An open letter to the House Ways & Means members:
- Requires three months of Medicaid pre-enrollment compliance before a person is eligible, locking the state into the most stringent federal option outlined in HR 1.
- Mandates monthly compliance checks for Medicaid recipients and at least quarterly verifications.
- Requires medical certification for someone to be determined medically frail, increasing the barriers to care for individuals with serious chronic health conditions, cancer, and disabilities.
- Prohibits short-term hardship exemptions that the state can use under federal law.
- Implements Medicaid work reporting requirements before the federal requirement, locking FSSA into compliance whether or not they are ready in time.

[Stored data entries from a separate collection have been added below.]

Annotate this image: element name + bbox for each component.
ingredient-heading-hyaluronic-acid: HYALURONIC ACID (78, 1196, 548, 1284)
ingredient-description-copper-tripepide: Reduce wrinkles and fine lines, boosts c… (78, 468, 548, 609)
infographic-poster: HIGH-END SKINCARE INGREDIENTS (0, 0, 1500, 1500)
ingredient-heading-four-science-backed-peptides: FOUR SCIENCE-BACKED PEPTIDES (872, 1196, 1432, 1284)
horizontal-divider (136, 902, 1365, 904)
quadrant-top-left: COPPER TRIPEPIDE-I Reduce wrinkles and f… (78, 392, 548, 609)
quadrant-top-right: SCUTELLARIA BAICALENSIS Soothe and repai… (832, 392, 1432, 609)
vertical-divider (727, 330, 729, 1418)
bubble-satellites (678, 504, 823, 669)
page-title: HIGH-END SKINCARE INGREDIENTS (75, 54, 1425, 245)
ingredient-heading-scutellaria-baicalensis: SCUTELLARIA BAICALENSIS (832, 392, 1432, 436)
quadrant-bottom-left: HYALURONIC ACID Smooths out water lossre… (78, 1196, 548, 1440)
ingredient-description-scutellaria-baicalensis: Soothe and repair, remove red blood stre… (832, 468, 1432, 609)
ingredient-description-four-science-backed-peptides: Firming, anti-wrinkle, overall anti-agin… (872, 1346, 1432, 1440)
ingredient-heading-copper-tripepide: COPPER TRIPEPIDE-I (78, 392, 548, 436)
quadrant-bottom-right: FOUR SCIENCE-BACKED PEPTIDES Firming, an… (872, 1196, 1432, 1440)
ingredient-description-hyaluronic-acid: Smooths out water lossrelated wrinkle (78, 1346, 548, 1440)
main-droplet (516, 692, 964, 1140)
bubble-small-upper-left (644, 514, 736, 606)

- Leaves out education as a countable activity toward the 80 hours required for federal compliance, forcing students to choose between their education or healthcare.

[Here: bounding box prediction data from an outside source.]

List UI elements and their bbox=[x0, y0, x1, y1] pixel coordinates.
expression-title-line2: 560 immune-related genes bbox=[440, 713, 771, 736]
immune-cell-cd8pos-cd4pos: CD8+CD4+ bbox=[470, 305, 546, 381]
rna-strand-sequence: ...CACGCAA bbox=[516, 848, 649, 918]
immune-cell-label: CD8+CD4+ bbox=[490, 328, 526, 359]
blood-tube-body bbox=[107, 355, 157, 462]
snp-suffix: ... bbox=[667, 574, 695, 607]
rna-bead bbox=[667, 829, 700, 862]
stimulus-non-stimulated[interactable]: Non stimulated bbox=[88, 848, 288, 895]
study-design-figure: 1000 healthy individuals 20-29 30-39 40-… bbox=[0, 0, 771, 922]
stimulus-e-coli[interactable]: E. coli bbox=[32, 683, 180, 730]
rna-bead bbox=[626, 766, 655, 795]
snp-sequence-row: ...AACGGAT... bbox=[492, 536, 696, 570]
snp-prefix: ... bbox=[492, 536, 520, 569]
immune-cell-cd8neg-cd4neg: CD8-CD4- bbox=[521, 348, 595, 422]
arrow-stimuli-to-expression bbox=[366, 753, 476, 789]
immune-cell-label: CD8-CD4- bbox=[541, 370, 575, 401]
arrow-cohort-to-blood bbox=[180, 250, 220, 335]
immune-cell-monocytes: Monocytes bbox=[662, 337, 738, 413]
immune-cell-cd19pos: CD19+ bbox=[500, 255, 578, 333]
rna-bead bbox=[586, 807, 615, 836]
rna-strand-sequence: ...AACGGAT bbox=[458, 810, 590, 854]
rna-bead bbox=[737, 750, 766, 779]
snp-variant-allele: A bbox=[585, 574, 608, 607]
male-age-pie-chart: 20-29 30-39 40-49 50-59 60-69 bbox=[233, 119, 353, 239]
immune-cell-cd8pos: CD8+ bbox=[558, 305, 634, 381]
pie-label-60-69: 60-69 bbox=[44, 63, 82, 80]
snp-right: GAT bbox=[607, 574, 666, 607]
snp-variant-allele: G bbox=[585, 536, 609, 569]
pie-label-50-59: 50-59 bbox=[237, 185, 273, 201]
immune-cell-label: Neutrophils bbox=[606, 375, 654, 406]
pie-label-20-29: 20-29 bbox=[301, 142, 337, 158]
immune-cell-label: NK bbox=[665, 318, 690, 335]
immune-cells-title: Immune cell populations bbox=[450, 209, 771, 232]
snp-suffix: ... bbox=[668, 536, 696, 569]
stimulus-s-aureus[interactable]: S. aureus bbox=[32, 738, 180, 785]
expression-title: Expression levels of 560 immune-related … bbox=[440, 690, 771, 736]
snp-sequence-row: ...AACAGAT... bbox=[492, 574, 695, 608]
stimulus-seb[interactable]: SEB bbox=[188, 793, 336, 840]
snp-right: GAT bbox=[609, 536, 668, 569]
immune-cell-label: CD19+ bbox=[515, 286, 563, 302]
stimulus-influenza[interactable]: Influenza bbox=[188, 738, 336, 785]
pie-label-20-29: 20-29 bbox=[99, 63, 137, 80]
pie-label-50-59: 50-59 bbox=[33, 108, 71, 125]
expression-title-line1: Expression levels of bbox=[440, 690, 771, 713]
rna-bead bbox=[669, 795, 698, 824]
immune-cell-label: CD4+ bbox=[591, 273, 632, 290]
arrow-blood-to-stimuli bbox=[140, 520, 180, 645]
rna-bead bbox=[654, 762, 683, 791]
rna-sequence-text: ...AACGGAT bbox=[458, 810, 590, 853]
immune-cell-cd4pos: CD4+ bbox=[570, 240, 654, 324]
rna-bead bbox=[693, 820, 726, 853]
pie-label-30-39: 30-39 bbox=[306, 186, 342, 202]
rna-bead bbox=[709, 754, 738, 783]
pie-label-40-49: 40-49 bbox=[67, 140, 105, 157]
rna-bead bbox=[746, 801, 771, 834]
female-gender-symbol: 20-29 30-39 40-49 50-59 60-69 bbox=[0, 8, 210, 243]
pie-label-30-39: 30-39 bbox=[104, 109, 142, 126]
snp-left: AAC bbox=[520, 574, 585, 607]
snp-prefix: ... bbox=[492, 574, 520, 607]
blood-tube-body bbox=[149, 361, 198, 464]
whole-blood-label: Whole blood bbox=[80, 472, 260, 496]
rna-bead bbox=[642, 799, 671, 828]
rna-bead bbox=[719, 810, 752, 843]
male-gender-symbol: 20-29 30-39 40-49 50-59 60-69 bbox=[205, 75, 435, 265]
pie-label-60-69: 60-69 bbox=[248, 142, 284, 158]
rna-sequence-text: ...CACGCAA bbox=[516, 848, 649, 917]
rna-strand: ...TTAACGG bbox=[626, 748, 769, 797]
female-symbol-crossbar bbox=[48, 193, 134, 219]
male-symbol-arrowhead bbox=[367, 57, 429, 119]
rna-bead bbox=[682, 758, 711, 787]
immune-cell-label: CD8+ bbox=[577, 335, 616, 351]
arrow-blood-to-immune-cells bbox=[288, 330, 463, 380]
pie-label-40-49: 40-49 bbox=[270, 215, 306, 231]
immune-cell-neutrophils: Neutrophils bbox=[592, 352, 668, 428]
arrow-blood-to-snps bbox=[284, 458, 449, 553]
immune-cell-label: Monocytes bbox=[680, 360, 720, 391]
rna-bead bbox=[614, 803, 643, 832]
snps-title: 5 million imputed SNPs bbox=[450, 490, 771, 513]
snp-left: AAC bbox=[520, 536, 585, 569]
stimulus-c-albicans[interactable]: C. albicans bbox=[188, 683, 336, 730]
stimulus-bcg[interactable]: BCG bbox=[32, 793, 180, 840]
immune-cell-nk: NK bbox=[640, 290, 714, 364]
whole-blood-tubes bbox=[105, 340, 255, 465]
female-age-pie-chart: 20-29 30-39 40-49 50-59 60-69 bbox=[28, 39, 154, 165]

- Reduces benefits or makes a household ineligible by changing the calculation for families who have someone who isn’t SNAP eligible.
- Eliminates a state option used in SNAP to use expanded (broad based) categorical eligibility (BBCE). This process is currently used in 46 states and can simplify eligibility for individuals by adjusting gross income limits to smooth out and virtually eliminate the benefit cliff in the SNAP program as families gain more earnings. It also allows states to modify the asset limit to encourage modest savings, which is how Indiana uses this tool. BBCE also reduces the tax burden as it simplifies the process for SNAP administration and lowers ‘churn’.
Senate Bill 1 adds administrative costs to the taxpayers’ tab and more red tape when we should be working to lower error rates and streamlining programs to reduce what state dollars Indiana must pay from changes in the One Big Beautiful Bill Act. These provisions place a significant burden on Medicaid members and FSSA, but fail to address actual fraud and profiteering in the Medicaid system, overwhelmingly perpetuated by businesses, NOT individual members.
Hoosier families need programs like SNAP and Medicaid as a bridge to better nutrition, better health, and a better life.